The Protocol Concerning the Regional Cooperation in Combating Pollution by Oil and other Harmful Substances in Cases of Emergency, 1982
priorities the need for cooperative and effective measures to deal with such emergencies and enhanced response mechanisms in order to protect the regional marine environment from adverse oil spill effects.
The Protocol Concerning the Conservation of Biological Diversity and the Establishment of a Network of Protected Areas the Red Sea and Gulf of Aden, 2005
This protocol is one of the protocols supplemented to Jeddah convention. The protocol signed in 12 December 2005 Jeddah, Saudi Arabia. The protocol consist 30 articles divided to seven parts. The main goal of protocol to provide for the conservation, protection and restoration of the health and integrity of the ecosystems and biological diversity in the PERSGA region. and to safeguard the threatened species, the critical habitat, sites of particular importance, as well as representative type of coastal and marine ecosystems, their biodiversity and their sustainable use and management, to ensure long-term viability and diversity. The Protocol was prepared in cooperation with ROPME and the GCC, with EU support, and was created with the aim to complement existing international treaties, such as the Convention on Biological Diversity.

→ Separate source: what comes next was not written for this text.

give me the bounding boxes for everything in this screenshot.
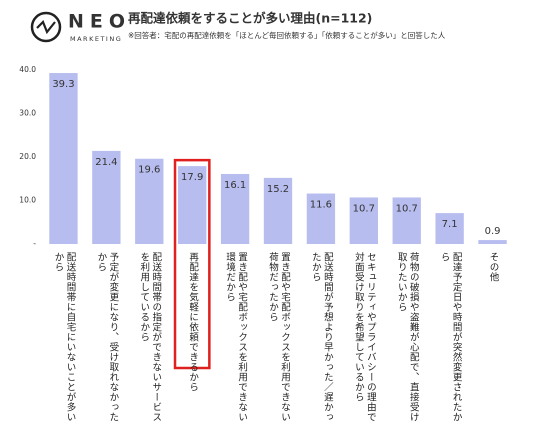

The Protocol Concerning the Protection of the Environment from Land-Based Activities in in the Red Sea and Gulf of Aden,2005
This protocol is one of the protocols supplemented to Jeddah convention. The protocol signed in 25 September 2005 during the meeting in Jeddah. The protocol contains 25 articles; the general provision of this protocol shall take all appropriate measures to protect the environment of the Red Sea and Gulf of Aden against pollution resulting from any land-based sources or activities and to reduce and/or eliminate such pollution tot he maximum extent possible with priority given to the gradual elimination of toxic, persistent, and biologically accumulating inputs. The Protocol responds to emerging LBA issues from recent global summits and aligns itself with the articles contained in section 12 of the United Nations Convention on the Law of the Sea (1982), as well as the UNEP-GPA goals. Furthermore, PERSGA’s maturing ICZM work in its Member States potentially lays a solid foundation for addressing the national-regional character of LBA activities in terms of land-based pollution affecting the marine environment.

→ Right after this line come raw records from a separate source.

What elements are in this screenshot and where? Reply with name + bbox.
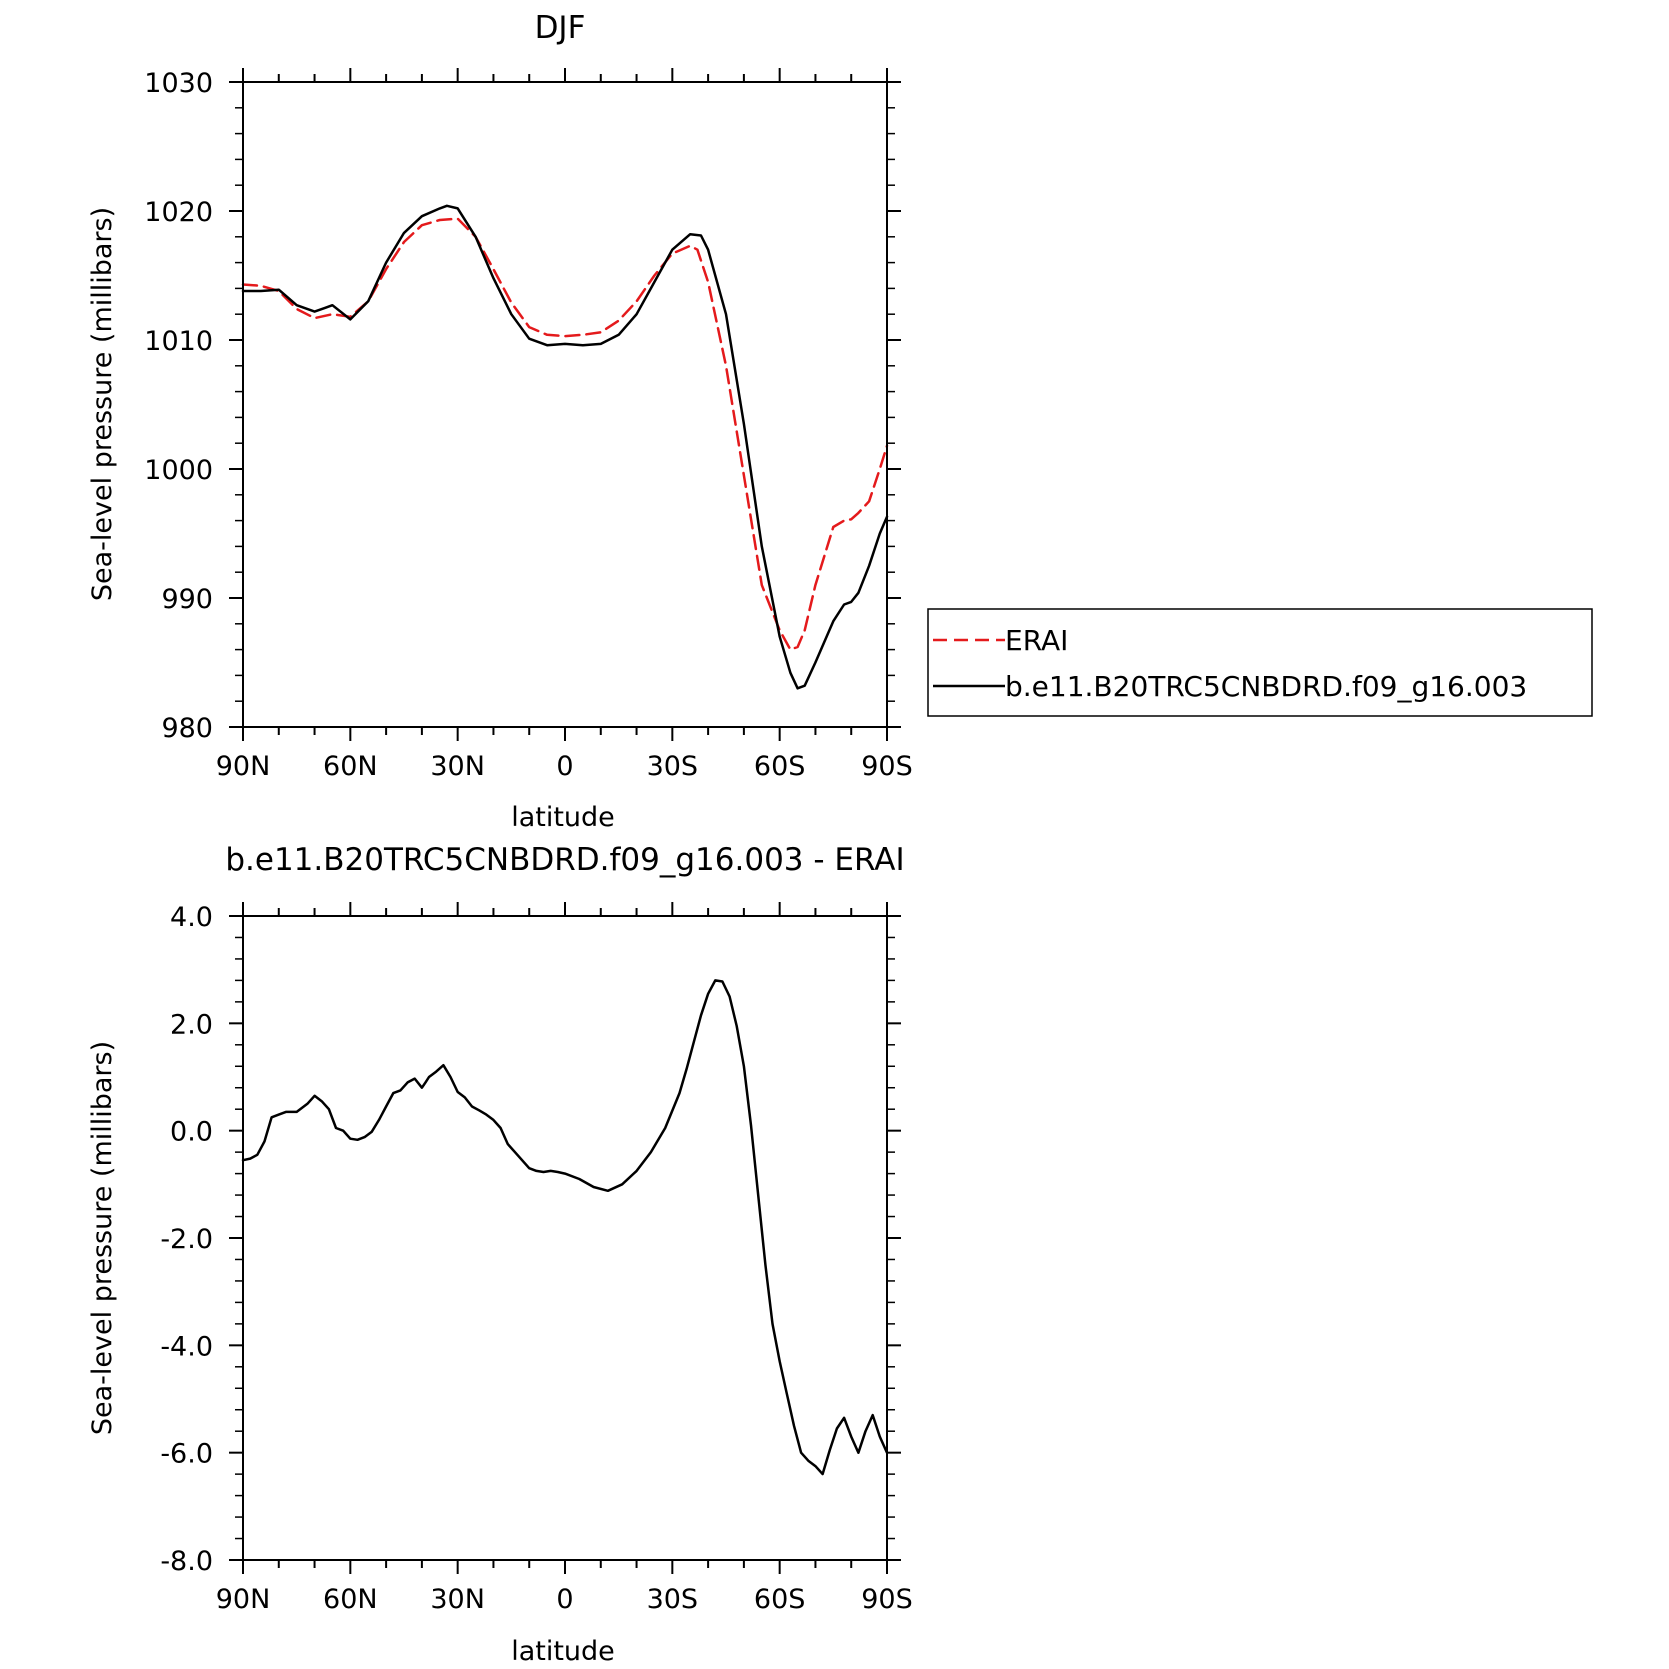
y-tick-label: -2.0	[160, 1224, 213, 1255]
top-panel-y-axis-label: Sea-level pressure (millibars)	[87, 207, 118, 601]
bottom-panel-series-line-0	[241, 979, 889, 1476]
y-tick-label: -8.0	[160, 1546, 213, 1577]
top-panel-ticks: 90N 60N 30N 0 30S 60S 90S 980 990 1000 1010 1020 103…	[144, 68, 913, 782]
bottom-panel-title: b.e11.B20TRC5CNBDRD.f09_g16.003 - ERAI	[225, 842, 904, 878]
bottom-panel-series	[241, 979, 889, 1476]
legend-box	[927, 608, 1593, 717]
x-tick-label: 90N	[216, 751, 271, 782]
x-tick-label: 60S	[754, 751, 806, 782]
y-tick-label: 2.0	[170, 1009, 213, 1040]
x-tick-label: 30N	[430, 751, 485, 782]
x-tick-label: 60N	[323, 1584, 378, 1615]
legend: ERAI b.e11.B20TRC5CNBDRD.f09_g16.003	[927, 608, 1593, 717]
top-panel-x-axis-label: latitude	[511, 802, 615, 833]
x-tick-label: 0	[556, 1584, 573, 1615]
x-tick-label: 30N	[430, 1584, 485, 1615]
top-panel-frame	[242, 81, 888, 728]
x-tick-label: 30S	[647, 751, 699, 782]
y-tick-label: 1000	[144, 455, 213, 486]
top-panel-series	[241, 204, 889, 690]
y-tick-label: 1010	[144, 326, 213, 357]
bottom-panel: b.e11.B20TRC5CNBDRD.f09_g16.003 - ERAI S…	[87, 842, 913, 1667]
x-tick-label: 60S	[754, 1584, 806, 1615]
x-tick-label: 0	[556, 751, 573, 782]
top-panel: DJF Sea-level pressure (millibars) latit…	[87, 10, 913, 833]
y-tick-label: 4.0	[170, 902, 213, 933]
bottom-panel-y-axis-label: Sea-level pressure (millibars)	[87, 1041, 118, 1435]
y-tick-label: 980	[161, 713, 213, 744]
bottom-panel-frame	[242, 915, 888, 1561]
bottom-panel-ticks: 90N 60N 30N 0 30S 60S 90S -8.0 -6.0 -4.0 -2.0 0.0 2.…	[160, 902, 913, 1615]
y-tick-label: 0.0	[170, 1117, 213, 1148]
x-tick-label: 90S	[861, 751, 913, 782]
x-tick-label: 60N	[323, 751, 378, 782]
y-tick-label: 1020	[144, 197, 213, 228]
top-panel-series-line-1	[241, 204, 889, 690]
legend-label-erai: ERAI	[1005, 624, 1068, 657]
y-tick-label: -4.0	[160, 1331, 213, 1362]
y-tick-label: -6.0	[160, 1439, 213, 1470]
x-tick-label: 30S	[647, 1584, 699, 1615]
legend-label-model: b.e11.B20TRC5CNBDRD.f09_g16.003	[1005, 670, 1527, 703]
x-tick-label: 90N	[216, 1584, 271, 1615]
y-tick-label: 990	[161, 584, 213, 615]
top-panel-series-line-0	[241, 217, 889, 651]
bottom-panel-x-axis-label: latitude	[511, 1636, 615, 1667]
y-tick-label: 1030	[144, 68, 213, 99]
x-tick-label: 90S	[861, 1584, 913, 1615]
top-panel-title: DJF	[535, 10, 586, 46]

The protocol Concerning Technical Cooperation to Borrow and Transfer Experts, Technicians, Equipment and Materials in Cases of Emergency. 2009
This protocol is considered as an important supplement that consolidates the Jeddah Convention (1982) and activities the function of PERSGA/EMARSGA; it plays an important role in promoting regional cooperation to reduce the risk of pollution resulting from maritime accident. This protocol includes 11 articles and three annexes.

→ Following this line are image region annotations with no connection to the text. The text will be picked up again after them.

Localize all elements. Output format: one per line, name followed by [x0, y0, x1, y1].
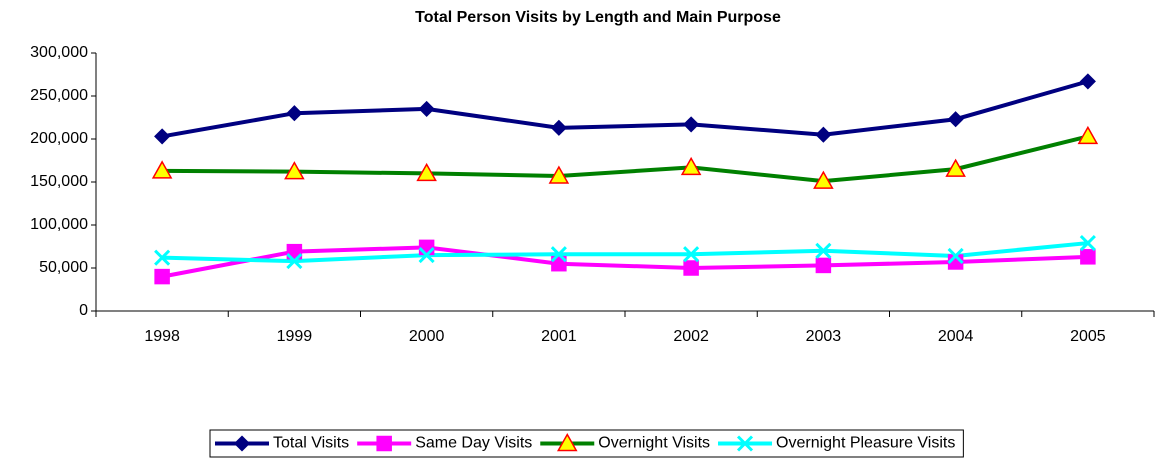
data-point	[551, 255, 567, 272]
legend-label: Same Day Visits	[415, 435, 532, 452]
data-point	[683, 246, 700, 263]
legend-item: Total Visits	[215, 435, 349, 452]
data-point	[947, 111, 964, 128]
data-point	[286, 243, 303, 260]
x-tick-label: 2003	[806, 328, 842, 345]
y-tick-label: 150,000	[30, 173, 88, 190]
data-point	[550, 119, 567, 136]
data-point	[418, 100, 435, 117]
legend-item: Overnight Visits	[540, 432, 710, 452]
legend-marker	[556, 432, 578, 452]
data-point	[683, 116, 700, 133]
y-tick-label: 50,000	[39, 259, 88, 276]
x-tick-label: 2000	[409, 328, 445, 345]
data-point	[286, 105, 303, 122]
x-tick-label: 2004	[938, 328, 974, 345]
legend-item: Overnight Pleasure Visits	[718, 435, 955, 452]
legend-label: Total Visits	[273, 435, 349, 452]
data-point	[683, 260, 699, 276]
x-tick-label: 1999	[277, 328, 313, 345]
series-line	[162, 134, 1089, 184]
data-point	[1080, 249, 1096, 265]
x-tick-label: 2001	[541, 328, 577, 345]
legend-label: Overnight Visits	[598, 435, 710, 452]
x-tick-label: 1998	[144, 328, 180, 345]
y-tick-label: 200,000	[30, 130, 88, 147]
data-point	[154, 268, 170, 285]
data-point	[815, 257, 832, 274]
data-point	[154, 128, 171, 145]
data-point	[548, 165, 570, 184]
data-point	[945, 158, 966, 177]
data-point	[947, 247, 964, 265]
data-point	[286, 253, 303, 270]
y-tick-label: 0	[79, 302, 88, 319]
data-point	[1079, 234, 1096, 252]
legend-label: Overnight Pleasure Visits	[776, 435, 955, 452]
series-line	[161, 79, 1089, 139]
legend-marker	[376, 435, 392, 452]
data-point	[151, 160, 173, 179]
legend-marker	[736, 435, 754, 452]
data-point	[418, 247, 435, 264]
x-tick-label: 2002	[673, 328, 709, 345]
data-point	[416, 162, 437, 182]
series-line	[161, 245, 1088, 279]
data-point	[284, 161, 305, 180]
data-point	[815, 242, 832, 259]
data-point	[1079, 73, 1096, 90]
y-tick-label: 250,000	[30, 87, 88, 104]
legend-item: Same Day Visits	[357, 435, 532, 452]
data-point	[550, 246, 567, 263]
x-tick-label: 2005	[1070, 328, 1106, 345]
y-tick-label: 300,000	[30, 44, 88, 61]
y-tick-label: 100,000	[30, 216, 88, 233]
chart-title: Total Person Visits by Length and Main P…	[415, 9, 781, 26]
data-point	[813, 170, 834, 189]
data-point	[815, 126, 832, 143]
series-line	[162, 241, 1089, 264]
data-point	[154, 249, 171, 266]
data-point	[1077, 125, 1099, 145]
data-point	[680, 156, 702, 176]
legend-marker	[233, 435, 251, 452]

Cairo Declaration Concerning the Formation of the Regional Organization for the Conservation of the Environment of the Red Sea and Gulf of Aden (PERSGA), 1995
The Cairo Declaration Concerning the Formation of the Regional Organization for the Conservation of the Environment of the Red Sea and Gulf of Aden (PERSGA), 1995, formally launched PERSGA as an operational organization to implement the activities and priorities stipulated in the Jeddah Convention (1982), its Protocols and its Action Plan. The Council Decision transferred to PERSGA its duties as outlined in the Jeddah Convention (1982).